When symptoms start to show, it could be too late ...
WHEN news of former actress Yang Lina's death from cervical cancer broke two weeks ago, Amy could not help but recall her brush with the disease early this year.
Last September, her annual pap smear showed that there were mild cell changes in her cervix. A repeat test and a more detailed examination conducted four months later revealed that Amy had already progressed on to CIN 3, medical lingo for severe cell changes in the cervix.
"I was a little surprised because I did not experience any symptoms," said the 38-year-old logistics and purchasing executive, who has two children.
According to Dr Joseph Ng, consultant gynecologic oncologist at the National University Cancer Institute Singapore (NCIS), there are typically three grades of CIN - one to three. "Only CIN 3 is considered to be a true cancer precursor. If left untreated, CIN 3 has the tendency to progress to actual cancer of the cervix," he said.

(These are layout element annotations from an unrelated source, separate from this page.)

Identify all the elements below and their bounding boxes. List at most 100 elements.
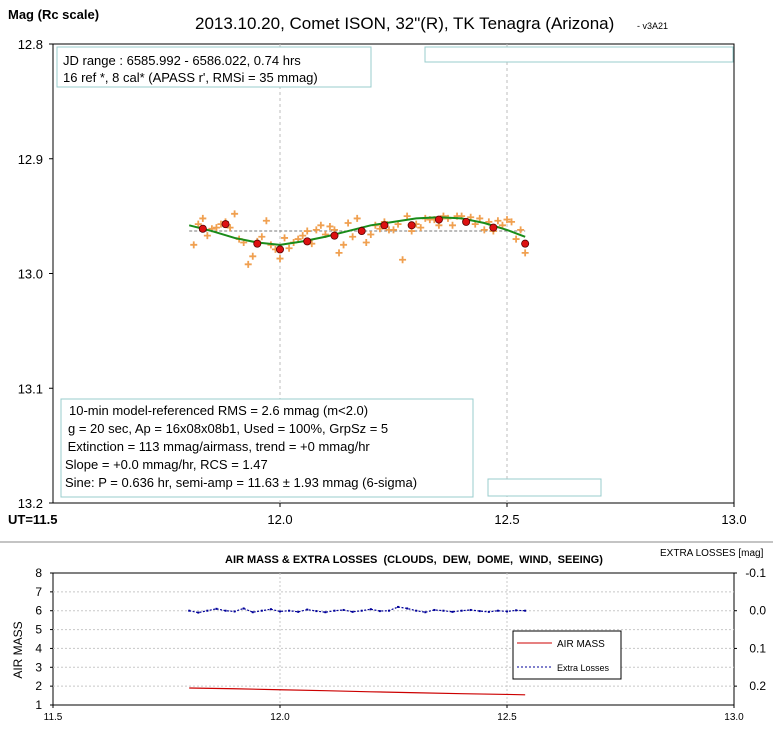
y-axis-label: Mag (Rc scale) (8, 7, 99, 22)
extra-losses-line (189, 606, 526, 614)
group-average-point (462, 217, 471, 226)
plus-point (367, 230, 375, 238)
plus-point (512, 235, 520, 243)
extra-losses-point (333, 609, 336, 612)
plus-point (349, 233, 357, 241)
air-mass-plot-frame (52, 572, 735, 706)
extra-losses-point (360, 609, 363, 612)
plus-point (303, 227, 311, 235)
extra-losses-point (397, 605, 400, 608)
plus-point (244, 260, 252, 268)
x-tick-label: 12.5 (497, 712, 517, 723)
plus-point (326, 222, 334, 230)
group-average-point (521, 239, 530, 248)
plus-point (521, 249, 529, 257)
plus-point (285, 244, 293, 252)
extra-losses-point (297, 610, 300, 613)
group-average-point (380, 221, 389, 230)
extra-losses-point (378, 610, 381, 613)
y-tick-label: 4 (35, 641, 42, 655)
x-tick-label: 12.0 (267, 512, 292, 527)
plus-point (494, 217, 502, 225)
extra-losses-point (324, 611, 327, 614)
plus-point (190, 241, 198, 249)
extra-losses-point (224, 609, 227, 612)
extra-losses-point (188, 609, 191, 612)
plus-point (508, 218, 516, 226)
plus-point (281, 234, 289, 242)
extra-losses-point (260, 609, 263, 612)
x-tick-label: 12.5 (494, 512, 519, 527)
y-tick-label: 5 (35, 623, 42, 637)
plus-point (276, 255, 284, 263)
plus-point (226, 224, 234, 232)
extra-losses-point (351, 610, 354, 613)
plus-point (335, 249, 343, 257)
extra-losses-point (387, 609, 390, 612)
chart-title: 2013.10.20, Comet ISON, 32"(R), TK Tenag… (195, 14, 614, 33)
extra-losses-axis-label: EXTRA LOSSES [mag] (660, 548, 764, 559)
y-tick-label: 12.9 (18, 152, 43, 167)
plus-point (194, 220, 202, 228)
y-tick-label: 13.2 (18, 496, 43, 511)
y2-tick-label: 0.1 (749, 641, 766, 655)
extra-losses-point (524, 609, 527, 612)
air-mass-series (188, 605, 527, 696)
y-tick-label: 2 (35, 679, 42, 693)
y-tick-label: 1 (35, 698, 42, 712)
group-average-point (221, 220, 230, 229)
air-mass-line (189, 687, 526, 696)
group-average-point (253, 239, 262, 248)
air-mass-axis-label: AIR MASS (11, 621, 25, 678)
extra-losses-point (442, 609, 445, 612)
plus-point (203, 232, 211, 240)
y2-tick-label: -0.1 (745, 566, 766, 580)
extra-losses-point (306, 608, 309, 611)
plus-point (403, 212, 411, 220)
legend-box (512, 630, 622, 680)
info-top-line-1: JD range : 6585.992 - 6586.022, 0.74 hrs (63, 53, 301, 68)
group-average-point (198, 224, 207, 233)
plus-point (199, 214, 207, 222)
plus-point (340, 241, 348, 249)
y2-tick-label: 0.2 (749, 679, 766, 693)
group-average-point (357, 227, 366, 236)
extra-losses-point (233, 610, 236, 613)
air-mass-gridlines (53, 573, 734, 705)
info-bottom-line-3: Extinction = 113 mmag/airmass, trend = +… (64, 439, 370, 454)
extra-losses-point (415, 609, 418, 612)
info-bottom-line-1: 10-min model-referenced RMS = 2.6 mmag (… (69, 403, 368, 418)
extra-losses-point (506, 610, 508, 613)
x-tick-labels: 12.0 12.5 13.0 (267, 503, 747, 527)
extra-losses-point (515, 609, 518, 612)
plus-point (231, 210, 239, 218)
group-average-point (330, 231, 339, 240)
extra-losses-point (215, 607, 218, 610)
extra-losses-point (279, 610, 281, 613)
y-tick-label: 12.8 (18, 37, 43, 52)
plus-point (517, 226, 525, 234)
plus-point (312, 226, 320, 234)
info-bottom-line-4: Slope = +0.0 mmag/hr, RCS = 1.47 (65, 457, 268, 472)
extra-losses-point (288, 609, 291, 612)
air-mass-y-tick-labels: 1 2 3 4 5 6 7 8 (35, 566, 53, 712)
extra-losses-point (469, 608, 472, 611)
info-top-line-2: 16 ref *, 8 cal* (APASS r', RMSi = 35 mm… (63, 70, 318, 85)
extra-losses-point (251, 611, 254, 614)
y-tick-label: 3 (35, 660, 42, 674)
extra-losses-point (242, 607, 245, 610)
y-tick-label: 6 (35, 604, 42, 618)
extra-losses-tick-labels: -0.1 0.0 0.1 0.2 (734, 566, 766, 693)
group-average-point (407, 221, 416, 230)
extra-losses-point (433, 608, 436, 611)
extra-losses-point (269, 608, 272, 611)
x-start-label: UT=11.5 (8, 512, 58, 527)
group-average-point (434, 215, 443, 224)
extra-losses-point (460, 609, 463, 612)
plus-point (299, 232, 307, 240)
y-tick-labels: 12.8 12.9 13.0 13.1 13.2 (18, 37, 53, 511)
info-box-bottom (60, 398, 474, 498)
x-tick-label: 13.0 (724, 712, 744, 723)
plus-point (449, 221, 457, 229)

Dr Christopher Chong, an obstetrician and gynaecologist who runs his own practice at Gleneagles Medical Centre, said that cervical cancer typically goes through the pre-cancerous stage, which usually does not show symptoms. A common tell-tale sign is abnormal vaginal bleeding.
He added that pre-cancerous changes in the cervix may take months, or even years, to develop into full-blown cancer. "Once the patient is treated at the pre-cancer stage, progression to cancer will not occur. Hence, it is important to catch the pre-cancer stage with regular screening."

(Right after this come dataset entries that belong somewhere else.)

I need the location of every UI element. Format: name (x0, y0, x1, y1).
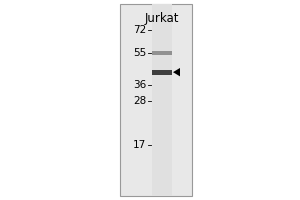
Bar (152, 70, 172, 75)
Text: 28: 28 (133, 96, 146, 106)
Bar (152, 51, 172, 55)
Text: 36: 36 (133, 80, 146, 90)
Polygon shape (173, 68, 180, 76)
Text: Jurkat: Jurkat (145, 12, 179, 25)
Text: 17: 17 (133, 140, 146, 150)
Text: 55: 55 (133, 48, 146, 58)
Text: 72: 72 (133, 25, 146, 35)
Bar (152, 4, 172, 196)
Bar (120, 4, 192, 196)
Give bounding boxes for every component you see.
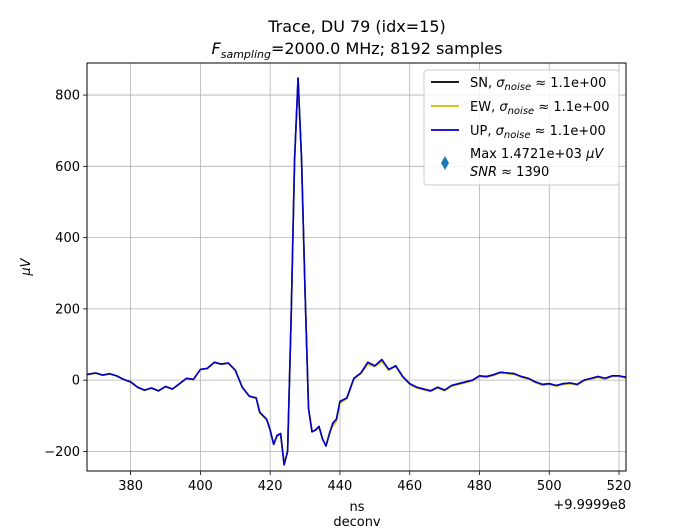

Cervical cancer is the sixth most common cancer among women here. According to statistics from the National Registry of Diseases, 200 women are diagnosed with the disease each year, and half will die from it.
Cervical cancer is linked to the Human Papilloma Virus (HPV), which is often transmitted through sexual intercourse. However, not every HPV infection ends up as cancer. In fact, at the CIN 1 (mild cell changes) stage, treatment may not even be necessary as "most of these changes may repair or return to normal with time", said Dr Ng.
However, Dr Chong said that most of his patients will opt for treatment to remove the affected areas of the cervix, even at this early stage.
"In general, patients will not wait for the possibility of CIN progressing to a worse stage. When the condition progresses on to CIN 2 or 3, the surgery will be more extensive; most of my patients who are at CIN 1 stage undergo surgery without any anaesthesia," Dr Chong said.
Said Dr Ng: "The extent of the treatment depends on the size and shape of the area to be removed. This should be determined in consultation with a gynecologist experienced in performing these procedures and who is a colposcopist registered with the Society for Colposcopy and Cervical Pathology of Singapore."
He added that patients ought to be aware that the greater the amount of cervical tissue removed, the greater the risk of weakening the cervix, which is associated with pregnancy complications such as preterm delivery.
Amy underwent surgery to remove the abnormal portions of her cervix and has now been given the all-clear from her doctor.
The Health Promotion Board encourages women aged 25 to 69 who have had sexual intercourse to go for Pap smear screening at least once every three years.
Pap smear
Dr Joseph Ng from NCIS on what to expect during the screening:
1 A slim instrument is placed in the vagina to allow the cervix - the neck of the womb - to be seen clearly.
2 A small broom-like brush is then moved lightly over the cervix's surface to collect cells for laboratory analysis.